Click to learn more about author Balaji Ganesan.
As the song goes, “…the more things change, the more they stay the same;” the same holds true for the IT industry. Data warehouses began to appear on the IT scene in the late 1980s as a decision support system used for reporting and data analysis. These centralized data repositories were designed to integrate data from multiple disparate data sources and operational systems, such as sales, marketing, or service. Organizations primarily used data warehouses to provide a 360-degree view of their customers, integrating various disparate pieces of information from sales, marketing, and services to provide a comprehensive customer profile.
Today, companies are migrating their data from on-premises data warehouses, data lakes, and operational systems to take advantage of the lower cost structure and resource elasticity of cloud-based repositories. However, the leading cloud providers offer a dizzying array of services to store and analyze data (e.g., AWS, Azure, and Google Cloud collectively offer 70-plus services in the categories of storage and analytics alone).
If a company selects one of the public clouds as its exclusive cloud infrastructure, it is quite probable its data is still spread or duplicated across the various services it subscribes to — which can be further complicated by third-party services, such as Databricks and Snowflake, that operate on top of the public clouds. For example, if a company migrates its data to AWS, it is possible customer records, at the lowest level of granularity, are stored in S3 — or worse, the aggregated customer records could be stored in Redshift, Snowflake, or Databricks if the company plans to analyze the records.
Unlocking the Clues to the Data Privacy Scavenger Hunt
Data is scattered across multiple systems, services, and locations, resulting in a scavenger hunt for every data related query, change, and transformation. For example, when a company receives a request from a customer to delete all of their information from its records — as part of the right-to-be-forgotten provision of GDPR or CCPA — it forces data administrators to go on an unenviable scavenger hunt riddled with potential pitfalls.

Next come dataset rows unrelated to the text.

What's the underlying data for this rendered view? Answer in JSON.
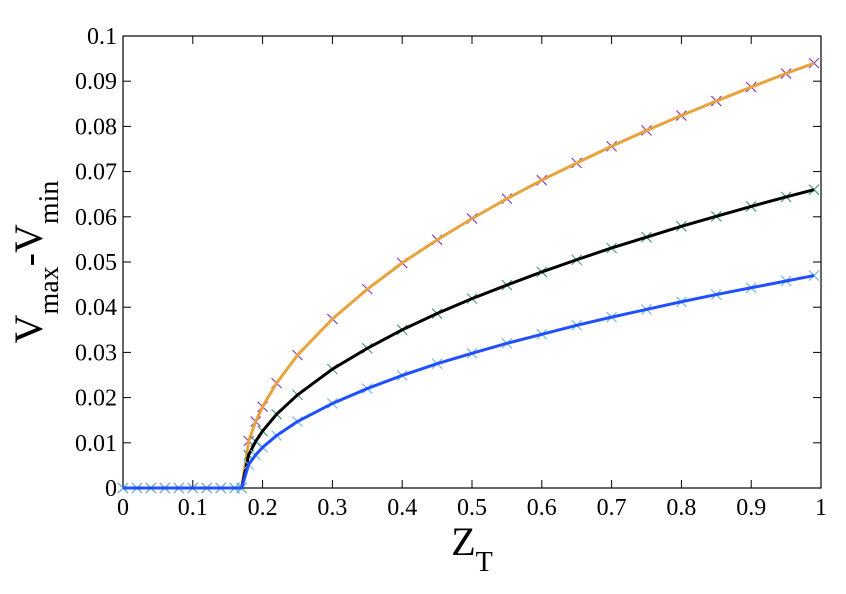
{
  "chart_data": {
    "type": "line",
    "xlabel": [
      {
        "text": "Z"
      },
      {
        "text": "T",
        "sub": true
      }
    ],
    "ylabel": [
      {
        "text": "V"
      },
      {
        "text": "max",
        "sub": true
      },
      {
        "text": "-V"
      },
      {
        "text": "min",
        "sub": true
      }
    ],
    "x": [
      0,
      0.02,
      0.04,
      0.06,
      0.08,
      0.1,
      0.12,
      0.14,
      0.16,
      0.17,
      0.18,
      0.19,
      0.2,
      0.22,
      0.25,
      0.3,
      0.35,
      0.4,
      0.45,
      0.5,
      0.55,
      0.6,
      0.65,
      0.7,
      0.75,
      0.8,
      0.85,
      0.9,
      0.95,
      0.99
    ],
    "series": [
      {
        "color": "#e8a33c",
        "marker_color": "#8a3dc7",
        "values": [
          0,
          0,
          0,
          0,
          0,
          0,
          0,
          0,
          0,
          0,
          0.0104,
          0.0147,
          0.018,
          0.0232,
          0.0294,
          0.0374,
          0.044,
          0.0498,
          0.0549,
          0.0596,
          0.064,
          0.0681,
          0.0719,
          0.0756,
          0.0791,
          0.0824,
          0.0856,
          0.0887,
          0.0917,
          0.094
        ]
      },
      {
        "color": "#000000",
        "marker_color": "#4a9e7a",
        "values": [
          0,
          0,
          0,
          0,
          0,
          0,
          0,
          0,
          0,
          0,
          0.0073,
          0.0103,
          0.0126,
          0.0163,
          0.0206,
          0.0263,
          0.0309,
          0.035,
          0.0386,
          0.0419,
          0.0449,
          0.0478,
          0.0505,
          0.0531,
          0.0555,
          0.0579,
          0.0601,
          0.0623,
          0.0644,
          0.066
        ]
      },
      {
        "color": "#1f4fff",
        "marker_color": "#7ab8e0",
        "values": [
          0,
          0,
          0,
          0,
          0,
          0,
          0,
          0,
          0,
          0,
          0.0052,
          0.0073,
          0.009,
          0.0116,
          0.0147,
          0.0187,
          0.022,
          0.0249,
          0.0275,
          0.0298,
          0.032,
          0.034,
          0.036,
          0.0378,
          0.0395,
          0.0412,
          0.0428,
          0.0443,
          0.0458,
          0.047
        ]
      }
    ],
    "xlim": [
      0,
      1
    ],
    "xticks": [
      0,
      0.1,
      0.2,
      0.3,
      0.4,
      0.5,
      0.6,
      0.7,
      0.8,
      0.9,
      1
    ],
    "ylim": [
      0,
      0.1
    ],
    "yticks": [
      0,
      0.01,
      0.02,
      0.03,
      0.04,
      0.05,
      0.06,
      0.07,
      0.08,
      0.09,
      0.1
    ]
  }
}
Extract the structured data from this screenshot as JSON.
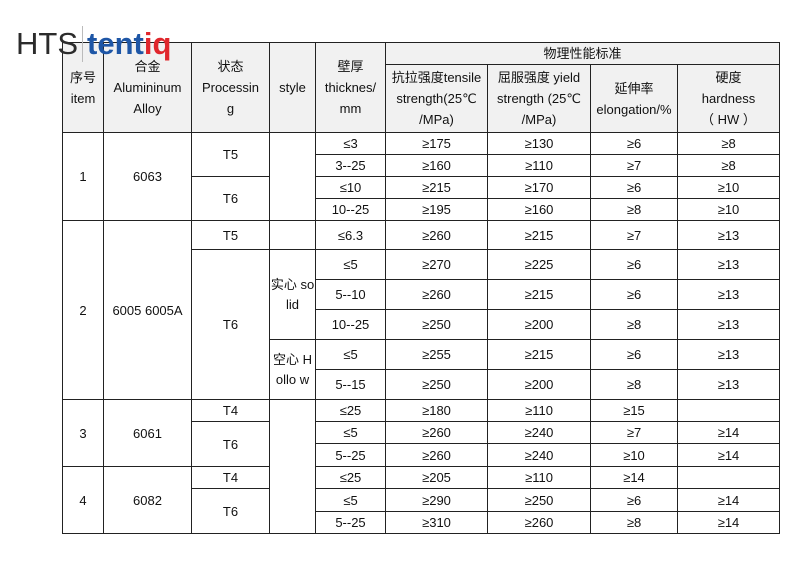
{
  "logo": {
    "left": "HTS",
    "brand_a": "tent",
    "brand_b": "iq"
  },
  "header": {
    "item": [
      "序号",
      "item"
    ],
    "alloy": [
      "合金",
      "Alumininum",
      "Alloy"
    ],
    "state": [
      "状态",
      "Processin",
      "g"
    ],
    "style": "style",
    "thickness": [
      "壁厚",
      "thicknes/",
      "mm"
    ],
    "group": "物理性能标准",
    "tensile": [
      "抗拉强度tensile",
      "strength(25℃",
      "/MPa)"
    ],
    "yield": [
      "屈服强度 yield",
      "strength (25℃",
      "/MPa)"
    ],
    "elongation": [
      "延伸率",
      "elongation/%"
    ],
    "hardness": [
      "硬度",
      "hardness",
      "（ HW ）"
    ]
  },
  "rows": [
    {
      "item": "1",
      "alloy": "6063",
      "state": "T5",
      "style": "",
      "v": [
        "≤3",
        "≥175",
        "≥130",
        "≥6",
        "≥8"
      ]
    },
    {
      "v": [
        "3--25",
        "≥160",
        "≥110",
        "≥7",
        "≥8"
      ]
    },
    {
      "state": "T6",
      "v": [
        "≤10",
        "≥215",
        "≥170",
        "≥6",
        "≥10"
      ]
    },
    {
      "v": [
        "10--25",
        "≥195",
        "≥160",
        "≥8",
        "≥10"
      ]
    },
    {
      "item": "2",
      "alloy": "6005  6005A",
      "state": "T5",
      "style": "",
      "v": [
        "≤6.3",
        "≥260",
        "≥215",
        "≥7",
        "≥13"
      ]
    },
    {
      "state": "T6",
      "style": "实心 solid",
      "v": [
        "≤5",
        "≥270",
        "≥225",
        "≥6",
        "≥13"
      ]
    },
    {
      "v": [
        "5--10",
        "≥260",
        "≥215",
        "≥6",
        "≥13"
      ]
    },
    {
      "v": [
        "10--25",
        "≥250",
        "≥200",
        "≥8",
        "≥13"
      ]
    },
    {
      "style": "空心 Hollo w",
      "v": [
        "≤5",
        "≥255",
        "≥215",
        "≥6",
        "≥13"
      ]
    },
    {
      "v": [
        "5--15",
        "≥250",
        "≥200",
        "≥8",
        "≥13"
      ]
    },
    {
      "item": "3",
      "alloy": "6061",
      "state": "T4",
      "style": "",
      "v": [
        "≤25",
        "≥180",
        "≥110",
        "≥15",
        ""
      ]
    },
    {
      "state": "T6",
      "v": [
        "≤5",
        "≥260",
        "≥240",
        "≥7",
        "≥14"
      ]
    },
    {
      "v": [
        "5--25",
        "≥260",
        "≥240",
        "≥10",
        "≥14"
      ]
    },
    {
      "item": "4",
      "alloy": "6082",
      "state": "T4",
      "v": [
        "≤25",
        "≥205",
        "≥110",
        "≥14",
        ""
      ]
    },
    {
      "state": "T6",
      "v": [
        "≤5",
        "≥290",
        "≥250",
        "≥6",
        "≥14"
      ]
    },
    {
      "v": [
        "5--25",
        "≥310",
        "≥260",
        "≥8",
        "≥14"
      ]
    }
  ]
}
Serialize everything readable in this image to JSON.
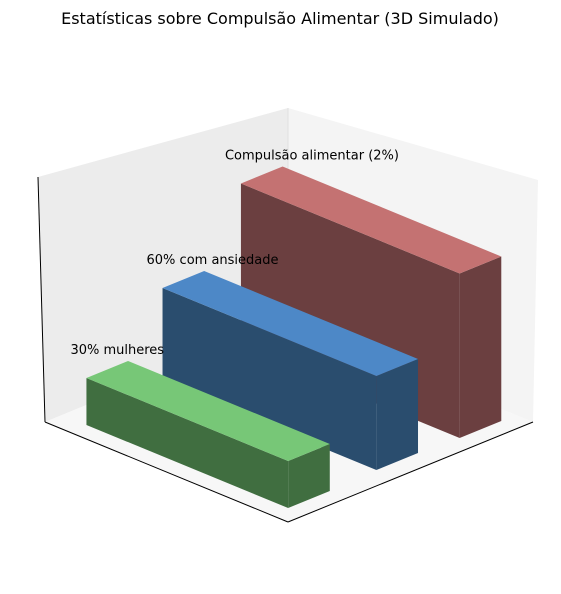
{
  "chart_data": {
    "type": "bar3d",
    "title": "Estatísticas sobre Compulsão Alimentar (3D Simulado)",
    "categories": [
      "30% mulheres",
      "60% com ansiedade",
      "Compulsão alimentar (2%)"
    ],
    "values": [
      0.2,
      0.4,
      0.7
    ],
    "zlim": [
      0,
      1
    ],
    "colors": [
      "#77c777",
      "#4d88c7",
      "#c47272"
    ],
    "side_colors": [
      "#406e40",
      "#2a4d6e",
      "#6b3f40"
    ]
  }
}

Without an automated, comprehensive process in place to discover, classify, and manage sensitive data, organizations must manually access and analyze all data repositories to locate all elements of a customer’s record among the millions of locations it can be partitioned and stored. Under these conditions, the chance of missing one record among the many data stores is high, resulting in an inability to fully satisfy the customer’s request and potentially dire consequences from non-compliance.
To avoid this data scavenger hunt, enterprises need complete visibility into all the systems where customer information could be stored or analyzed. In order to fulfill such a customer request for the deletion of their data, a company needs a strong capability to scan its data for sensitive information such as personally identifiable information (PII) or other personal data as it is flowing across its cloud data supply chain.

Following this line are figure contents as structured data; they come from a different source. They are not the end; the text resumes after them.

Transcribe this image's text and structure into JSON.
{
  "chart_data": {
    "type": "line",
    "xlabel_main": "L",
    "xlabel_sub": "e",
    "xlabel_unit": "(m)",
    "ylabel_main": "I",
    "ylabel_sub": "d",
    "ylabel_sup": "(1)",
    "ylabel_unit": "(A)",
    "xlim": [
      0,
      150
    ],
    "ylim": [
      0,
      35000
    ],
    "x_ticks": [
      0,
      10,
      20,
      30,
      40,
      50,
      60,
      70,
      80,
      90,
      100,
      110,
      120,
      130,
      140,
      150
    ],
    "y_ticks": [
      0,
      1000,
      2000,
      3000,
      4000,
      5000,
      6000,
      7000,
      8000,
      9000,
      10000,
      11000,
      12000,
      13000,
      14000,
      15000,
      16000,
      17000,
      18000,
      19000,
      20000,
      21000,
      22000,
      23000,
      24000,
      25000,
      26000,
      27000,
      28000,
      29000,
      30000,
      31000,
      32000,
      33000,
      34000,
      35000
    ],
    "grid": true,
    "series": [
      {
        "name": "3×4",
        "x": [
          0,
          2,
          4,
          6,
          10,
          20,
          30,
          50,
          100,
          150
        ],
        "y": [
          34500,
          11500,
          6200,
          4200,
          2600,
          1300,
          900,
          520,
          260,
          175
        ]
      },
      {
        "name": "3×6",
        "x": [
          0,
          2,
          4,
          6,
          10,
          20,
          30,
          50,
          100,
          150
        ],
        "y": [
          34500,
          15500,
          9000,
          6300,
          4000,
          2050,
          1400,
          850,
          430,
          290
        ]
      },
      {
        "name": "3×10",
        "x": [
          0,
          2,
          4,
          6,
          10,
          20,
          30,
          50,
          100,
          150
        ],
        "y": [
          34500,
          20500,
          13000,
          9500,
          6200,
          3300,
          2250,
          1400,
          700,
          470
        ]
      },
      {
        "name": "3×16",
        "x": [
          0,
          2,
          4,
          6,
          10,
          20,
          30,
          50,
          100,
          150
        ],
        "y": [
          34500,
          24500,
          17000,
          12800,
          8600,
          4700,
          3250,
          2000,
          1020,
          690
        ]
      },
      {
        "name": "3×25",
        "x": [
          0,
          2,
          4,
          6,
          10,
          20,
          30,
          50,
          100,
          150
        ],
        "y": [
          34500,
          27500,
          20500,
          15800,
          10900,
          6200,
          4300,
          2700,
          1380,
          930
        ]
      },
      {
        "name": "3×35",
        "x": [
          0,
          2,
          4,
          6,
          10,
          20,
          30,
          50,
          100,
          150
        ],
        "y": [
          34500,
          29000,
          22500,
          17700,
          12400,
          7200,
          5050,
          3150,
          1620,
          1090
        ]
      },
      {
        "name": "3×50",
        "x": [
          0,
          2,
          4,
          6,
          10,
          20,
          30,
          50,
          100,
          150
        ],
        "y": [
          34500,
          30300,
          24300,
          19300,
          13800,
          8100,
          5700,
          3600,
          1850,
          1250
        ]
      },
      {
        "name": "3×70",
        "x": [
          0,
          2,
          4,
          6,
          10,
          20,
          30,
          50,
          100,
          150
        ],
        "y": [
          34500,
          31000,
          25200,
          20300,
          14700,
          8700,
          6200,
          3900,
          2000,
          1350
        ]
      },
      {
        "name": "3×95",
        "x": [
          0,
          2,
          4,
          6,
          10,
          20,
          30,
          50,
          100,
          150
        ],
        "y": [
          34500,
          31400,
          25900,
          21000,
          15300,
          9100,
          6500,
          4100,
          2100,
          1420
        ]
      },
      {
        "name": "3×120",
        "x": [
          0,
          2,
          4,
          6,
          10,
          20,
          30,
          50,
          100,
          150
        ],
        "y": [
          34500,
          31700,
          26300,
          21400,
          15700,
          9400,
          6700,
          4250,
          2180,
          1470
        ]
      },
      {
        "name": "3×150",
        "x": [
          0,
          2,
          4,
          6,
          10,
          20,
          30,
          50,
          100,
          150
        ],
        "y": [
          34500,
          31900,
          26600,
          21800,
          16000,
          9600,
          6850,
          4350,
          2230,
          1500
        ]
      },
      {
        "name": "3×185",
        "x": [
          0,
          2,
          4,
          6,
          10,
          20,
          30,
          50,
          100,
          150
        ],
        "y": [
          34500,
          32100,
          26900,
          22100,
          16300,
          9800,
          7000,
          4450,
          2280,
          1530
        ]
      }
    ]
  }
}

The volume of data enterprises now manage is so massive, organizations are seeking, yet again, for technologies that can help them discover sensitive data with high enough performance, as well as match the agility and velocity associated with the data and their transformations with fidelity at an extreme scale. But to do so requires a variety of sophisticated techniques, such as rules, pattern matching, dictionaries, algorithms, machine learning, and natural language processing (NLP) based models.
The ability to discover sensitive pieces of data provides enterprises with the foundation to classify their data and apply suitable business context, such as classifications to data the system identifies as sensitive or PII. Similar to how airlines apply tags to luggage to ensure they reach their intended destination, these data tags follow sensitive information as it is stored, moved, transformed, or analyzed through the cloud landscape.
Once the process of identifying and classifying sensitive data has been completed, the information can be used to build policies that control the access of users within the enterprise, as well as other partners who have a need to use or process through data-sharing agreements. In such a complex, heterogeneous landscape, it is almost a given that each of the services from the major cloud providers (and third-parties) offers multiple, inconsistent, and fragmented approaches to managing users’ access to data.
For example, if a company’s data resides in S3, Snowflake, and Databricks, the data administrator must navigate to three separate interfaces and must be well-versed in the unique mechanisms to grant users access to that data at the precise level of granularity, so it can be appropriately shared with the right external or internal audience. As cloud services adoption grows within an enterprise, the number of failure modes and exposed surface of data makes it inefficient, if not impossible, to manage consistently. Data administrators need a centralized platform that provides the ability to build and administer access control policies from a single location for all the cloud services where their data is stored.
While many people are under the misconception that it is a simple task to grant access to sensitive data as a binary decision, in practice, it can be much more nuanced and based on complex conditions, usage limitations, data sharing agreements, etc. There may be nuggets of insight hiding in the sensitive data, or its context, for data analysts and scientists to understand and catalog without running afoul of any compliance or regulatory requirements. Therefore, enterprises need the ability to selectively grant access to sensitive data for analytic purposes by keeping it secured and “privacy-protected” at the same time.
The ability to de-identify data allows data analysts to enable protected access to sensitive data with a mask or a filter applied to the information where necessary, or selectively reveal data in the original form where necessary for appropriate usage scenarios. A scalable, effective framework is necessary to prevent your data administrators, data stewards, and compliance personnel from descending into this deadly scavenger hunt, while simultaneously balancing compliance with privacy and industry regulations, building trust with customers, and assuring their data is safe.